0

I'm working with panel data in R and am endeavoring to build a function that returns every user ID where PCA==1. I've largely gotten this to work, with one small problem: it only returns the values when I end the function with print() but does not do so when I end the function with return(). As I want the ids in a vector so I can later subset the data to only include those IDs, that's a problem. Code reflected below - can anyone advise on what I'm doing wrong?

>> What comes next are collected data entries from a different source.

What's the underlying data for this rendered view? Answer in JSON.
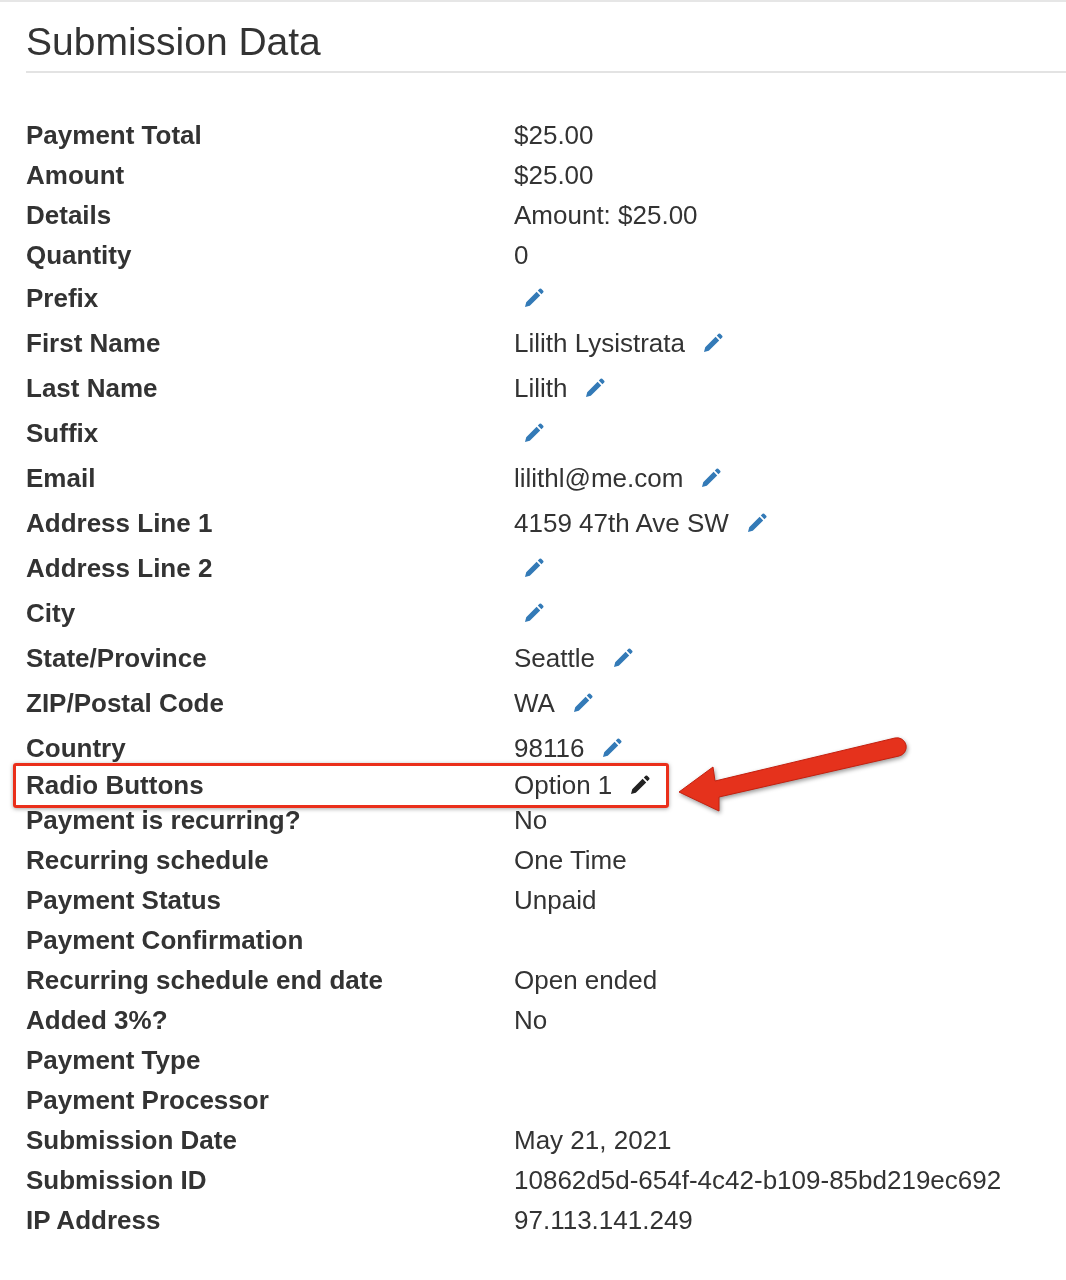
{
  "title": "Submission Data",
  "rows": [
    {
      "label": "Payment Total",
      "value": "$25.00",
      "editable": false,
      "highlighted": false
    },
    {
      "label": "Amount",
      "value": "$25.00",
      "editable": false,
      "highlighted": false
    },
    {
      "label": "Details",
      "value": "Amount: $25.00",
      "editable": false,
      "highlighted": false
    },
    {
      "label": "Quantity",
      "value": "0",
      "editable": false,
      "highlighted": false
    },
    {
      "label": "Prefix",
      "editable": true,
      "highlighted": false
    },
    {
      "label": "First Name",
      "value": "Lilith Lysistrata",
      "editable": true,
      "highlighted": false
    },
    {
      "label": "Last Name",
      "value": "Lilith",
      "editable": true,
      "highlighted": false
    },
    {
      "label": "Suffix",
      "editable": true,
      "highlighted": false
    },
    {
      "label": "Email",
      "value": "lilithl@me.com",
      "editable": true,
      "highlighted": false
    },
    {
      "label": "Address Line 1",
      "value": "4159 47th Ave SW",
      "editable": true,
      "highlighted": false
    },
    {
      "label": "Address Line 2",
      "editable": true,
      "highlighted": false
    },
    {
      "label": "City",
      "editable": true,
      "highlighted": false
    },
    {
      "label": "State/Province",
      "value": "Seattle",
      "editable": true,
      "highlighted": false
    },
    {
      "label": "ZIP/Postal Code",
      "value": "WA",
      "editable": true,
      "highlighted": false
    },
    {
      "label": "Country",
      "value": "98116",
      "editable": true,
      "highlighted": false
    },
    {
      "label": "Radio Buttons",
      "value": "Option 1",
      "editable": true,
      "highlighted": true
    },
    {
      "label": "Payment is recurring?",
      "value": "No",
      "editable": false,
      "highlighted": false
    },
    {
      "label": "Recurring schedule",
      "value": "One Time",
      "editable": false,
      "highlighted": false
    },
    {
      "label": "Payment Status",
      "value": "Unpaid",
      "editable": false,
      "highlighted": false
    },
    {
      "label": "Payment Confirmation",
      "editable": false,
      "highlighted": false
    },
    {
      "label": "Recurring schedule end date",
      "value": "Open ended",
      "editable": false,
      "highlighted": false
    },
    {
      "label": "Added 3%?",
      "value": "No",
      "editable": false,
      "highlighted": false
    },
    {
      "label": "Payment Type",
      "editable": false,
      "highlighted": false
    },
    {
      "label": "Payment Processor",
      "editable": false,
      "highlighted": false
    },
    {
      "label": "Submission Date",
      "value": "May 21, 2021",
      "editable": false,
      "highlighted": false
    },
    {
      "label": "Submission ID",
      "value": "10862d5d-654f-4c42-b109-85bd219ec692",
      "editable": false,
      "highlighted": false
    },
    {
      "label": "IP Address",
      "value": "97.113.141.249",
      "editable": false,
      "highlighted": false
    }
  ]
}
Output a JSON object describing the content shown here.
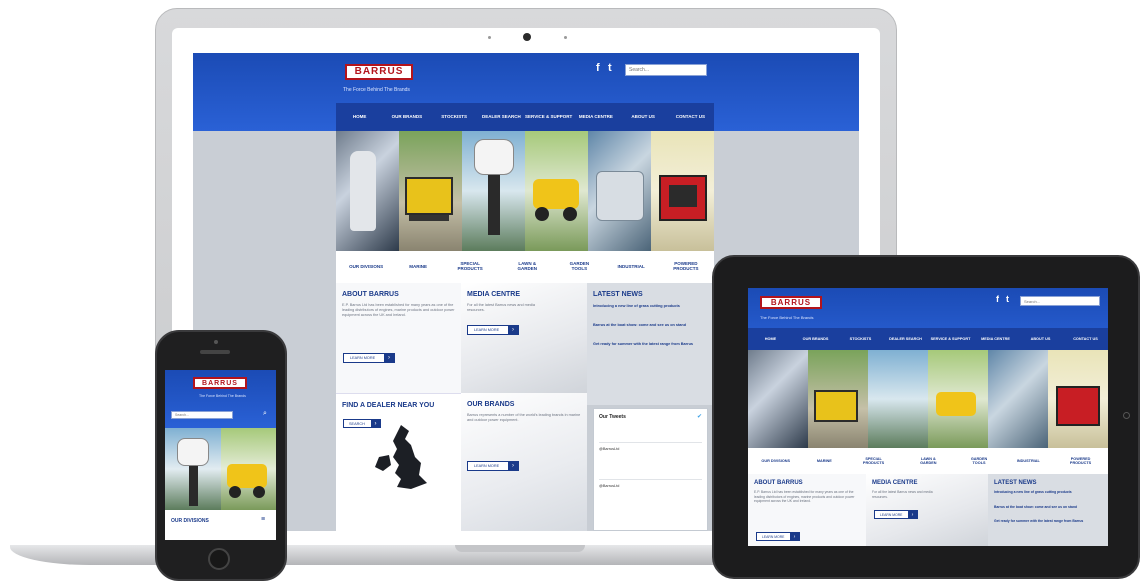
{
  "brand": {
    "logo": "BARRUS",
    "tagline": "The Force Behind The Brands"
  },
  "search": {
    "placeholder": "Search..."
  },
  "social": {
    "facebook": "f",
    "twitter": "t"
  },
  "nav": {
    "items": [
      "HOME",
      "OUR BRANDS",
      "STOCKISTS",
      "DEALER SEARCH",
      "SERVICE & SUPPORT",
      "MEDIA CENTRE",
      "ABOUT US",
      "CONTACT US"
    ]
  },
  "subnav": {
    "items": [
      "OUR DIVISIONS",
      "MARINE",
      "SPECIAL PRODUCTS",
      "LAWN & GARDEN",
      "GARDEN TOOLS",
      "INDUSTRIAL",
      "POWERED PRODUCTS"
    ]
  },
  "panels": {
    "about": {
      "title": "ABOUT BARRUS",
      "text": "E.P. Barrus Ltd has been established for many years as one of the leading distributors of engines, marine products and outdoor power equipment across the UK and Ireland.",
      "button": "LEARN MORE"
    },
    "media": {
      "title": "MEDIA CENTRE",
      "text": "For all the latest Barrus news and media resources.",
      "button": "LEARN MORE"
    },
    "news": {
      "title": "LATEST NEWS",
      "items": [
        "Introducing a new line of grass cutting products",
        "Barrus at the boat show: come and see us on stand",
        "Get ready for summer with the latest range from Barrus"
      ]
    },
    "dealer": {
      "title": "FIND A DEALER NEAR YOU",
      "button": "SEARCH"
    },
    "brands": {
      "title": "OUR BRANDS",
      "text": "Barrus represents a number of the world's leading brands in marine and outdoor power equipment.",
      "button": "LEARN MORE"
    },
    "tweets": {
      "title": "Our Tweets",
      "items": [
        "@BarrusLtd",
        "@BarrusLtd"
      ]
    }
  },
  "phone": {
    "search_placeholder": "Search...",
    "section": "OUR DIVISIONS"
  },
  "colors": {
    "header_blue": "#2a61d6",
    "nav_blue": "#1a3f9e",
    "brand_red": "#b3141c",
    "heading_blue": "#1a3a8a"
  }
}
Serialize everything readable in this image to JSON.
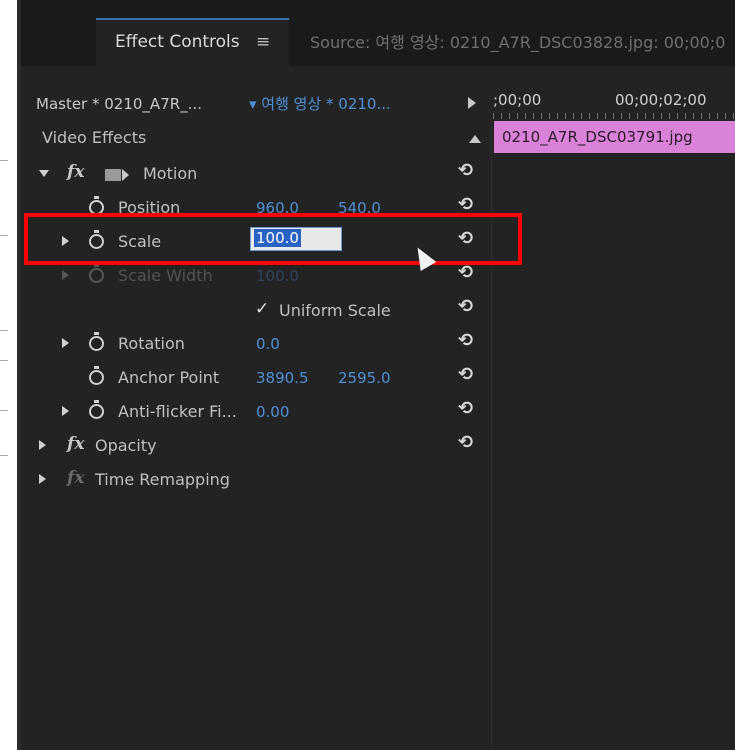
{
  "tabs": {
    "effect_controls": "Effect Controls",
    "menu_icon": "≡",
    "source": "Source: 여행 영상: 0210_A7R_DSC03828.jpg: 00;00;0"
  },
  "header": {
    "master": "Master * 0210_A7R_...",
    "clip_dropdown": "▾ 여행 영상 * 0210...",
    "time_start": ";00;00",
    "time_mark": "00;00;02;00"
  },
  "timeline": {
    "clip_name": "0210_A7R_DSC03791.jpg",
    "clip_color": "#d982d8"
  },
  "section": {
    "video_effects": "Video Effects"
  },
  "effects": {
    "motion": {
      "fx": "fx",
      "label": "Motion"
    },
    "position": {
      "label": "Position",
      "x": "960.0",
      "y": "540.0"
    },
    "scale": {
      "label": "Scale",
      "value": "100.0"
    },
    "scale_width": {
      "label": "Scale Width",
      "value": "100.0"
    },
    "uniform_scale": {
      "check": "✓",
      "label": "Uniform Scale"
    },
    "rotation": {
      "label": "Rotation",
      "value": "0.0"
    },
    "anchor_point": {
      "label": "Anchor Point",
      "x": "3890.5",
      "y": "2595.0"
    },
    "anti_flicker": {
      "label": "Anti-flicker Fi...",
      "value": "0.00"
    },
    "opacity": {
      "fx": "fx",
      "label": "Opacity"
    },
    "time_remapping": {
      "fx": "fx",
      "label": "Time Remapping"
    }
  },
  "icons": {
    "reset": "⟲"
  },
  "colors": {
    "accent_blue": "#4f8fd6",
    "highlight_red": "#ff0000",
    "selection": "#2a63c4"
  }
}
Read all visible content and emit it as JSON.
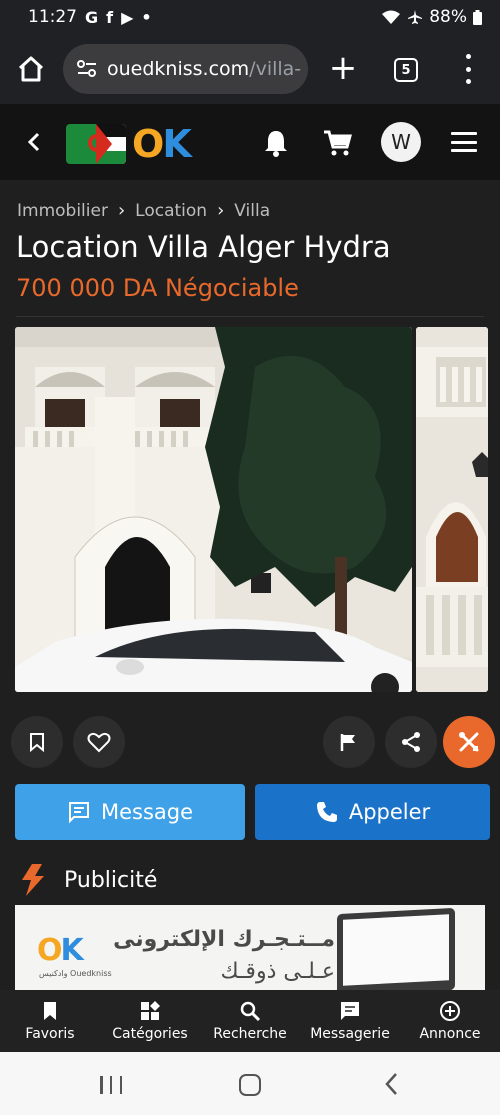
{
  "status_bar": {
    "time": "11:27",
    "notification_icons": [
      "G",
      "f",
      "▶",
      "•"
    ],
    "battery": "88%"
  },
  "browser": {
    "url_domain": "ouedkniss.com",
    "url_rest": "/villa-",
    "tab_count": "5"
  },
  "header": {
    "logo_text_o": "O",
    "logo_text_k": "K",
    "avatar_initial": "W"
  },
  "breadcrumb": {
    "items": [
      "Immobilier",
      "Location",
      "Villa"
    ]
  },
  "listing": {
    "title": "Location Villa Alger Hydra",
    "price": "700 000 DA Négociable"
  },
  "buttons": {
    "message": "Message",
    "call": "Appeler"
  },
  "ad": {
    "section_label": "Publicité",
    "logo_o": "O",
    "logo_k": "K",
    "logo_sub": "وادكنيس Ouedkniss",
    "line1": "مــتـجـرك الإلكترونى",
    "line2": "عـلـى ذوقـك"
  },
  "bottom_nav": {
    "items": [
      {
        "label": "Favoris",
        "icon": "bookmark-icon"
      },
      {
        "label": "Catégories",
        "icon": "categories-icon"
      },
      {
        "label": "Recherche",
        "icon": "search-icon"
      },
      {
        "label": "Messagerie",
        "icon": "chat-icon"
      },
      {
        "label": "Annonce",
        "icon": "add-circle-icon"
      }
    ]
  },
  "colors": {
    "accent_orange": "#e8692b",
    "message_blue": "#3fa2e8",
    "call_blue": "#1a73c8",
    "logo_orange": "#f5a623",
    "logo_blue": "#2f8dde"
  }
}
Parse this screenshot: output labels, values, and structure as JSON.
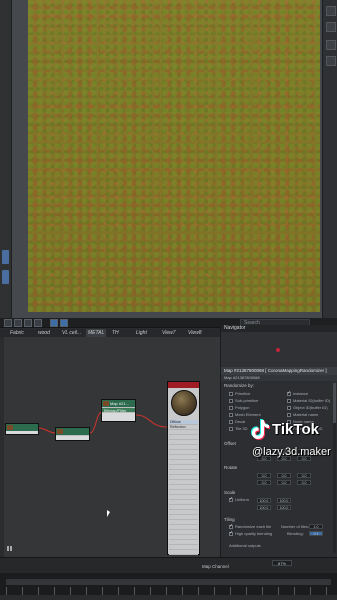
{
  "slate": {
    "search_placeholder": "Search",
    "tabs": [
      "Fabric",
      "wood",
      "VL ceil...",
      "METAL",
      "TH",
      "Light",
      "View7",
      "View8"
    ]
  },
  "nodes": {
    "n1": {
      "title": "",
      "rows": [
        "",
        ""
      ]
    },
    "n2": {
      "title": "",
      "rows": [
        "",
        ""
      ]
    },
    "n3": {
      "title": "Map #21...",
      "subtitle": "Bitmap/Filter",
      "rows": [
        "",
        ""
      ]
    },
    "material": {
      "title": "",
      "rows": [
        "Diffuse",
        "Reflection",
        "",
        "",
        "",
        "",
        "",
        "",
        "",
        "",
        "",
        "",
        "",
        "",
        "",
        "",
        "",
        "",
        "",
        "",
        "",
        "",
        "",
        "",
        "",
        "",
        "",
        ""
      ]
    }
  },
  "navigator": {
    "title": "Navigator"
  },
  "props": {
    "title": "Map #21387800068 [ CoronaMappingRandomizer ]",
    "subtitle": "Map #21387800068",
    "randomize_by": "Randomize by:",
    "left_opts": [
      "Primitive",
      "Sub-primitive",
      "Polygon",
      "Mesh Element",
      "Decal",
      "Tile 3D"
    ],
    "right_opts": [
      "Instance",
      "Material ID(buffer ID)",
      "Object ID(buffer ID)",
      "Material name",
      "Node name",
      "Face Material ID"
    ],
    "offset": "Offset",
    "rotate": "Rotate",
    "scale": "Scale",
    "uniform": "Uniform",
    "tiling": "Tiling",
    "randomize_each_tile": "Randomize each tile",
    "high_quality": "High quality blending",
    "additional": "Additional outputs",
    "number_of_tiles": "Number of tiles:",
    "blending": "Blending:",
    "tile_val": "1.0",
    "blend_val": "0.1",
    "field_vals": [
      "0.0",
      "0.0",
      "0.0",
      "0.0",
      "0.0",
      "0.0",
      "0.0",
      "0.0",
      "0.0",
      "0.0",
      "0.0",
      "0.0"
    ],
    "scale_vals": [
      "100.0",
      "100.0",
      "100.0",
      "100.0"
    ]
  },
  "overlay": {
    "brand": "TikTok",
    "handle": "@lazy.3d.maker"
  },
  "status": {
    "map_channel": "Map Channel",
    "zoom": "87%"
  },
  "colors": {
    "node_head": "#2d6b4f",
    "material_head": "#a01c24",
    "accent": "#3d6ea8",
    "wire": "#d0342c"
  }
}
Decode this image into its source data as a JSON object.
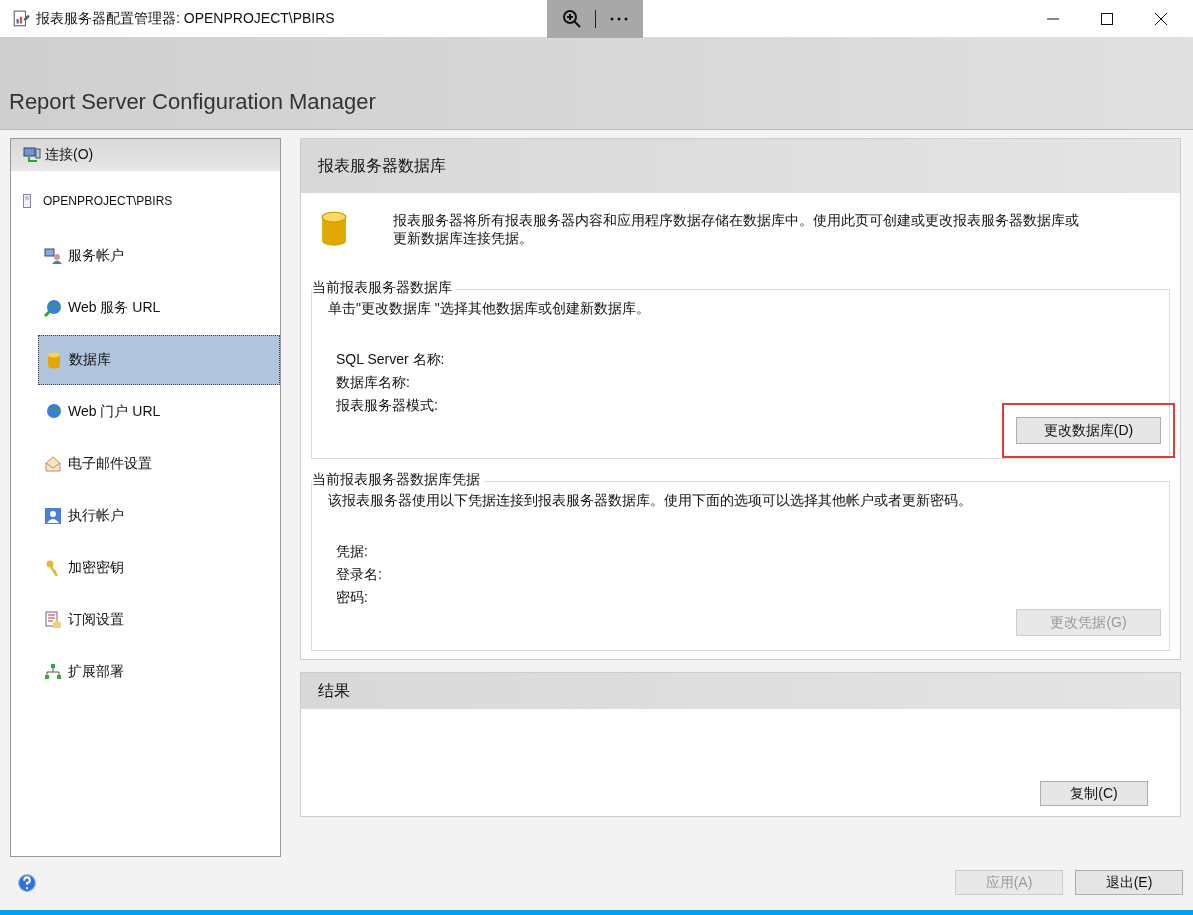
{
  "window": {
    "title": "报表服务器配置管理器: OPENPROJECT\\PBIRS"
  },
  "header": {
    "title": "Report Server Configuration Manager"
  },
  "sidebar": {
    "connect": "连接(O)",
    "server": "OPENPROJECT\\PBIRS",
    "items": [
      {
        "label": "服务帐户",
        "selected": false
      },
      {
        "label": "Web 服务 URL",
        "selected": false
      },
      {
        "label": "数据库",
        "selected": true
      },
      {
        "label": "Web 门户 URL",
        "selected": false
      },
      {
        "label": "电子邮件设置",
        "selected": false
      },
      {
        "label": "执行帐户",
        "selected": false
      },
      {
        "label": "加密密钥",
        "selected": false
      },
      {
        "label": "订阅设置",
        "selected": false
      },
      {
        "label": "扩展部署",
        "selected": false
      }
    ]
  },
  "page": {
    "title": "报表服务器数据库",
    "intro": "报表服务器将所有报表服务器内容和应用程序数据存储在数据库中。使用此页可创建或更改报表服务器数据库或更新数据库连接凭据。",
    "current_db": {
      "legend": "当前报表服务器数据库",
      "hint": "单击\"更改数据库 \"选择其他数据库或创建新数据库。",
      "fields": [
        "SQL Server 名称:",
        "数据库名称:",
        "报表服务器模式:"
      ],
      "button": {
        "label": "更改数据库(D)",
        "disabled": false,
        "highlighted": true
      }
    },
    "credentials": {
      "legend": "当前报表服务器数据库凭据",
      "hint": "该报表服务器使用以下凭据连接到报表服务器数据库。使用下面的选项可以选择其他帐户或者更新密码。",
      "fields": [
        "凭据:",
        "登录名:",
        "密码:"
      ],
      "button": {
        "label": "更改凭据(G)",
        "disabled": true
      }
    }
  },
  "results": {
    "title": "结果",
    "button": {
      "label": "复制(C)",
      "disabled": false
    }
  },
  "footer": {
    "buttons": [
      {
        "label": "应用(A)",
        "disabled": true
      },
      {
        "label": "退出(E)",
        "disabled": false
      }
    ]
  }
}
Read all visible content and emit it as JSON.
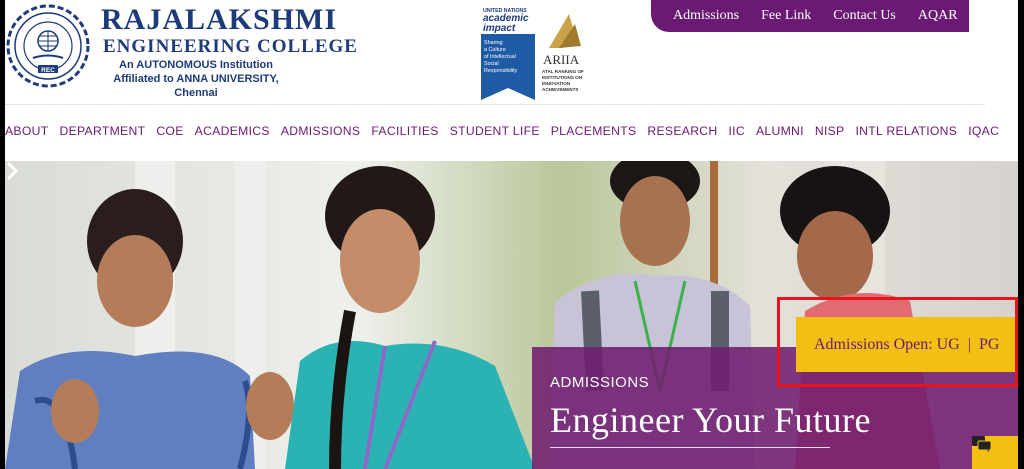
{
  "header": {
    "college_name": "RAJALAKSHMI",
    "college_sub": "ENGINEERING COLLEGE",
    "tagline_1": "An AUTONOMOUS Institution",
    "tagline_2": "Affiliated to ANNA UNIVERSITY, Chennai",
    "seal_icon": "rec-seal-logo",
    "un_badge_top": "UNITED NATIONS",
    "un_badge_brand_1": "academic",
    "un_badge_brand_2": "impact",
    "un_badge_text": [
      "Sharing",
      "a Culture",
      "of Intellectual",
      "Social",
      "Responsibility"
    ],
    "ariia_name": "ARIIA",
    "ariia_text": [
      "ATAL RANKING OF",
      "INSTITUTIONS ON",
      "INNOVATION",
      "ACHIEVEMENTS"
    ]
  },
  "top_links": [
    "Admissions",
    "Fee Link",
    "Contact Us",
    "AQAR"
  ],
  "nav": [
    "ABOUT",
    "DEPARTMENT",
    "COE",
    "ACADEMICS",
    "ADMISSIONS",
    "FACILITIES",
    "STUDENT LIFE",
    "PLACEMENTS",
    "RESEARCH",
    "IIC",
    "ALUMNI",
    "NISP",
    "INTL RELATIONS",
    "IQAC"
  ],
  "hero": {
    "kicker": "ADMISSIONS",
    "title": "Engineer Your Future",
    "admissions_open": "Admissions Open: UG  |  PG",
    "next_icon": "chevron-right-icon",
    "chat_icon": "chat-icon"
  },
  "colors": {
    "brand_purple": "#6b1a73",
    "brand_navy": "#1d3a7a",
    "accent_yellow": "#f3bf12",
    "highlight_red": "#e8141c"
  }
}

The version that works (but doesn't do what I want):

retrievePCA<-function(data) {
  for (i in 1:dim(data)[1]) {
  if (data$PCA[i] == 1) {
    id<-data$CPSIDP[i]
    print(id)
  } 
  }
}

retrievePCA(data)

The version that doesn't:

retrievePCA<-function(data) {
  for (i in 1:dim(data)[1]) {
  if (data$PCA[i] == 1) {
    id<-data$CPSIDP[i]
    return(id)
  } 
  }
}


vector<-retrievePCA(data)
vector
  • 1
    It's easier to help you if you include a simple [reproducible example](https://stackoverflow.com/questions/5963269/how-to-make-a-great-r-reproducible-example) with sample input and desired output that can be used to test and verify possible solutions. `return` is only ever called once in a function. As soon as the `return` is it, the function exits. Maybe you just want `retrievePCA <- function(data) data$CPSIDP[data$PCA==1]`. no loop necessary – MrFlick May 25 '21 at 19:27

1 Answers1

1

Your problem is a simple misunderstanding of what a function and returning from a function does.

Take the small example below

f <- function(x){
  x <- x * x
  return x
  x <- x * x
  return x
}
f(2)
[1] 4

4 is returned, 8 is not. That is because return exits the function returning the specific value. So in your function the function hits the first instance where PCA[i] == 1 and then exits the function. Instead you should create a vector, list or another alternative and return this instead.

retrievePCA<-function(data) {
  ids <- vector('list', nrow(data))
  for (i in 1:nrow(data)) {
    if (data$PCA[i] == 1) {
      ids[[i]] <-data$CPSIDP[i]
    } 
  }
  return unlist(ids)
}

However you could just do this in one line

data$CPSIDP[data$PCA == 1]
Oliver
  • 8,169
  • 3
  • 15
  • 37